Nehmen wir, die wir uns als Christen bezeichnen, ihn ernst, von dem wir den Namen haben?

Dann kann er für uns nicht bloß ein idealer Mensch sein.

Dann geht es nicht nur um Vorbildfunktion, sondern dann sehen wir in ihm Gott selbst am Werk.

Dann ist er nicht mehr nur irgendein Bote Gottes, sondern wir glauben, dass in ihm Gott selbst zu uns gekommen ist und einer von uns geworden ist, um uns zu erlösen.

In ihm begegnen wir nicht nur einem Religionsstifter oder einer bewundernswerten und verehrungswürdigen großen Gestalt der Geschichte.

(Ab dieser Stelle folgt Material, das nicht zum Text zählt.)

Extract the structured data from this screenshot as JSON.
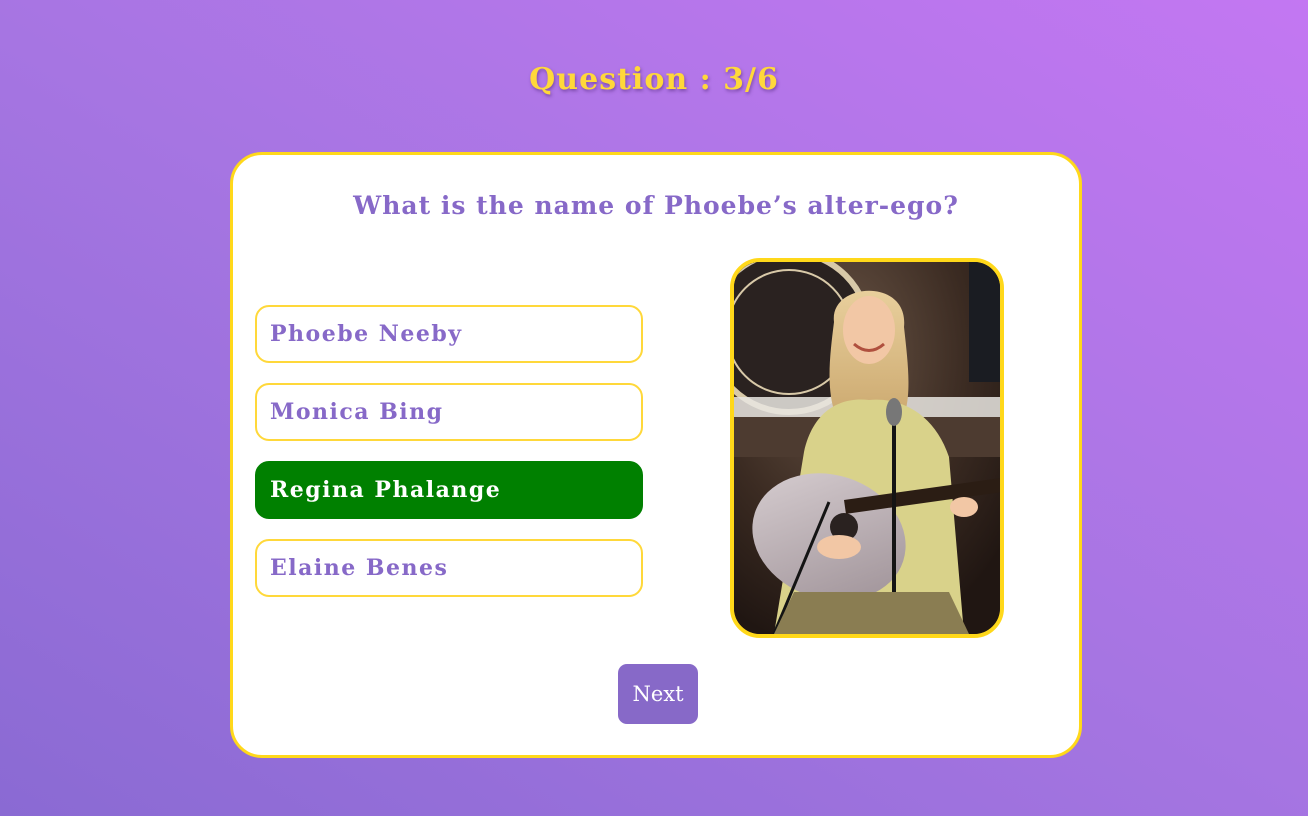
{
  "quiz": {
    "counter_label": "Question : 3/6",
    "question_text": "What is the name of Phoebe’s alter-ego?",
    "options": [
      {
        "label": "Phoebe Neeby",
        "state": "default"
      },
      {
        "label": "Monica Bing",
        "state": "default"
      },
      {
        "label": "Regina Phalange",
        "state": "correct"
      },
      {
        "label": "Elaine Benes",
        "state": "default"
      }
    ],
    "next_label": "Next"
  },
  "colors": {
    "accent_yellow": "#ffd83a",
    "primary_purple": "#8769c8",
    "correct_green": "#008000"
  }
}
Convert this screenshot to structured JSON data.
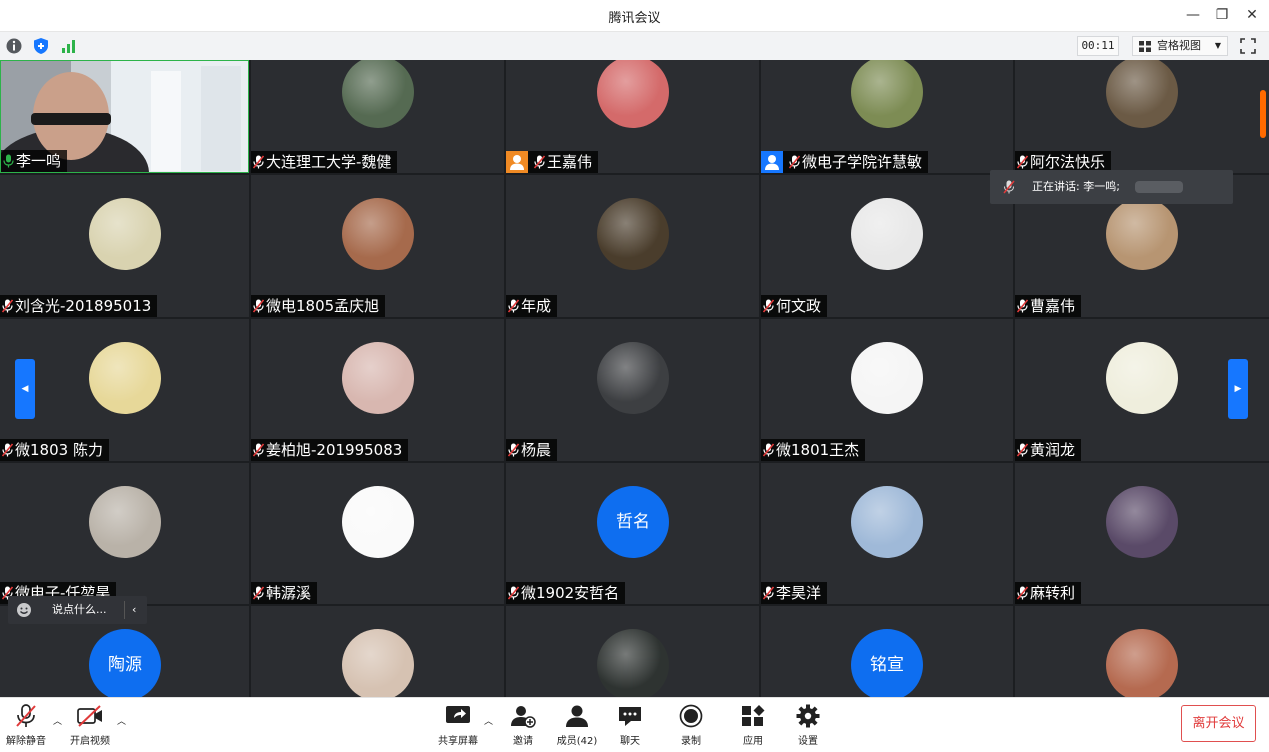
{
  "window": {
    "title": "腾讯会议",
    "minimize": "—",
    "maximize": "❐",
    "close": "✕"
  },
  "toolbar": {
    "timer": "00:11",
    "view_label": "宫格视图",
    "view_caret": "▼"
  },
  "speaking": {
    "label": "正在讲话: 李一鸣;"
  },
  "chat": {
    "placeholder": "说点什么...",
    "collapse": "‹"
  },
  "nav": {
    "prev": "◀",
    "next": "▶"
  },
  "participants": [
    {
      "name": "李一鸣",
      "mic": "on",
      "kind": "video"
    },
    {
      "name": "大连理工大学-魏健",
      "mic": "muted",
      "kind": "photo",
      "color": "#556a52"
    },
    {
      "name": "王嘉伟",
      "mic": "muted",
      "kind": "photo",
      "color": "#d46a6a",
      "role": "orange"
    },
    {
      "name": "微电子学院许慧敏",
      "mic": "muted",
      "kind": "photo",
      "color": "#7d8c54",
      "role": "blue"
    },
    {
      "name": "阿尔法快乐",
      "mic": "muted",
      "kind": "photo",
      "color": "#6b5a45"
    },
    {
      "name": "刘含光-201895013",
      "mic": "muted",
      "kind": "photo",
      "color": "#d9d3b0"
    },
    {
      "name": "微电1805孟庆旭",
      "mic": "muted",
      "kind": "photo",
      "color": "#a66a4c"
    },
    {
      "name": "年成",
      "mic": "muted",
      "kind": "photo",
      "color": "#4a3d2c"
    },
    {
      "name": "何文政",
      "mic": "muted",
      "kind": "photo",
      "color": "#e8e8e8"
    },
    {
      "name": "曹嘉伟",
      "mic": "muted",
      "kind": "photo",
      "color": "#b79572"
    },
    {
      "name": "微1803 陈力",
      "mic": "muted",
      "kind": "photo",
      "color": "#e7d899"
    },
    {
      "name": "姜柏旭-201995083",
      "mic": "muted",
      "kind": "photo",
      "color": "#d8b7b0"
    },
    {
      "name": "杨晨",
      "mic": "muted",
      "kind": "photo",
      "color": "#3d3f42"
    },
    {
      "name": "微1801王杰",
      "mic": "muted",
      "kind": "photo",
      "color": "#f5f5f5"
    },
    {
      "name": "黄润龙",
      "mic": "muted",
      "kind": "photo",
      "color": "#efeedd"
    },
    {
      "name": "微电子-任堃昊",
      "mic": "muted",
      "kind": "photo",
      "color": "#b9b2a8"
    },
    {
      "name": "韩潺溪",
      "mic": "muted",
      "kind": "photo",
      "color": "#fafafa"
    },
    {
      "name": "微1902安哲名",
      "mic": "muted",
      "kind": "text",
      "avatar_text": "哲名"
    },
    {
      "name": "李昊洋",
      "mic": "muted",
      "kind": "photo",
      "color": "#9fb9d8"
    },
    {
      "name": "麻转利",
      "mic": "muted",
      "kind": "photo",
      "color": "#5a4a68"
    },
    {
      "name": "",
      "mic": "",
      "kind": "text",
      "avatar_text": "陶源"
    },
    {
      "name": "",
      "mic": "",
      "kind": "photo",
      "color": "#d6c2b2"
    },
    {
      "name": "",
      "mic": "",
      "kind": "photo",
      "color": "#2e3331"
    },
    {
      "name": "",
      "mic": "",
      "kind": "text",
      "avatar_text": "铭宣"
    },
    {
      "name": "",
      "mic": "",
      "kind": "photo",
      "color": "#b56a50"
    }
  ],
  "bottom": {
    "unmute": "解除静音",
    "video": "开启视频",
    "share": "共享屏幕",
    "invite": "邀请",
    "members": "成员(42)",
    "chat": "聊天",
    "record": "录制",
    "apps": "应用",
    "settings": "设置",
    "leave": "离开会议"
  },
  "colors": {
    "accent": "#1677ff",
    "leave": "#e03a3a",
    "tile": "#2b2d31"
  }
}
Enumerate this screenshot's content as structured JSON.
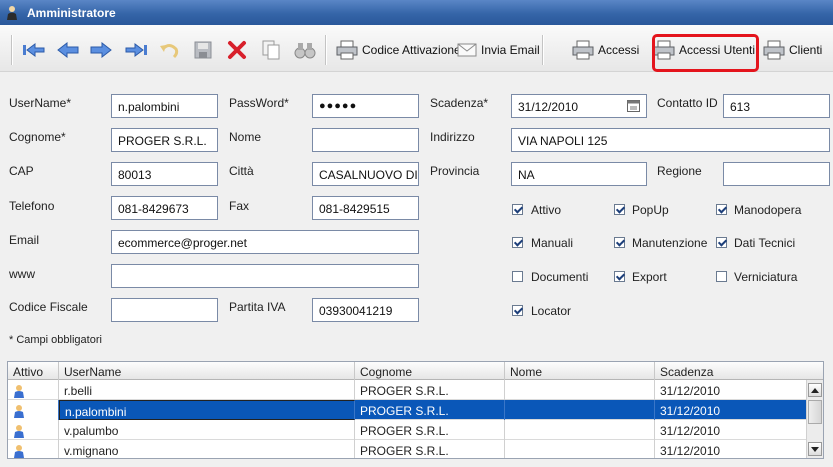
{
  "window": {
    "title": "Amministratore"
  },
  "toolbar": {
    "codice_attivazione": "Codice Attivazione",
    "invia_email": "Invia Email",
    "accessi": "Accessi",
    "accessi_utenti": "Accessi Utenti",
    "clienti": "Clienti"
  },
  "form": {
    "username_label": "UserName*",
    "username": "n.palombini",
    "password_label": "PassWord*",
    "password": "●●●●●",
    "scadenza_label": "Scadenza*",
    "scadenza": "31/12/2010",
    "contatto_label": "Contatto ID",
    "contatto": "613",
    "cognome_label": "Cognome*",
    "cognome": "PROGER S.R.L.",
    "nome_label": "Nome",
    "nome": "",
    "indirizzo_label": "Indirizzo",
    "indirizzo": "VIA NAPOLI 125",
    "cap_label": "CAP",
    "cap": "80013",
    "citta_label": "Città",
    "citta": "CASALNUOVO DI",
    "provincia_label": "Provincia",
    "provincia": "NA",
    "regione_label": "Regione",
    "regione": "",
    "telefono_label": "Telefono",
    "telefono": "081-8429673",
    "fax_label": "Fax",
    "fax": "081-8429515",
    "email_label": "Email",
    "email": "ecommerce@proger.net",
    "www_label": "www",
    "www": "",
    "codfisc_label": "Codice Fiscale",
    "codfisc": "",
    "piva_label": "Partita IVA",
    "piva": "03930041219",
    "required_note": "* Campi obbligatori"
  },
  "checks": {
    "attivo": "Attivo",
    "popup": "PopUp",
    "manodopera": "Manodopera",
    "manuali": "Manuali",
    "manutenzione": "Manutenzione",
    "dati_tecnici": "Dati Tecnici",
    "documenti": "Documenti",
    "export": "Export",
    "verniciatura": "Verniciatura",
    "locator": "Locator"
  },
  "grid": {
    "headers": [
      "Attivo",
      "UserName",
      "Cognome",
      "Nome",
      "Scadenza"
    ],
    "rows": [
      {
        "user": "r.belli",
        "cognome": "PROGER S.R.L.",
        "nome": "",
        "scadenza": "31/12/2010"
      },
      {
        "user": "n.palombini",
        "cognome": "PROGER S.R.L.",
        "nome": "",
        "scadenza": "31/12/2010"
      },
      {
        "user": "v.palumbo",
        "cognome": "PROGER S.R.L.",
        "nome": "",
        "scadenza": "31/12/2010"
      },
      {
        "user": "v.mignano",
        "cognome": "PROGER S.R.L.",
        "nome": "",
        "scadenza": "31/12/2010"
      }
    ]
  }
}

In ihm begegnen wir dem lebendigen Gott.

„Du bist Christus, der Sohn des lebendigen Gottes!“

Und wir dürfen als österliche Menschen hinzufügen:

„Du bist unser Friede, unser Heiland und Erlöser.“

 

WER IST JESUS FÜR UNS? FÜR WEN HALTEN WIR IHN?

Anscheinend halten wir viel von ihm.

Denn wir gehen Sonntag für Sonntag in die Kirche, vielleicht auch noch öfter oder sogar täglich.

Wir beten zu ihm und beten ihn an. Wir hören sein Wort und feiern Eucharistie, das Mahl der Liebe.

Wir bekennen uns zu ihm, dem „Gott von Gott, Licht vom Licht, wahrer Gott vom wahren Gott“ (Credo).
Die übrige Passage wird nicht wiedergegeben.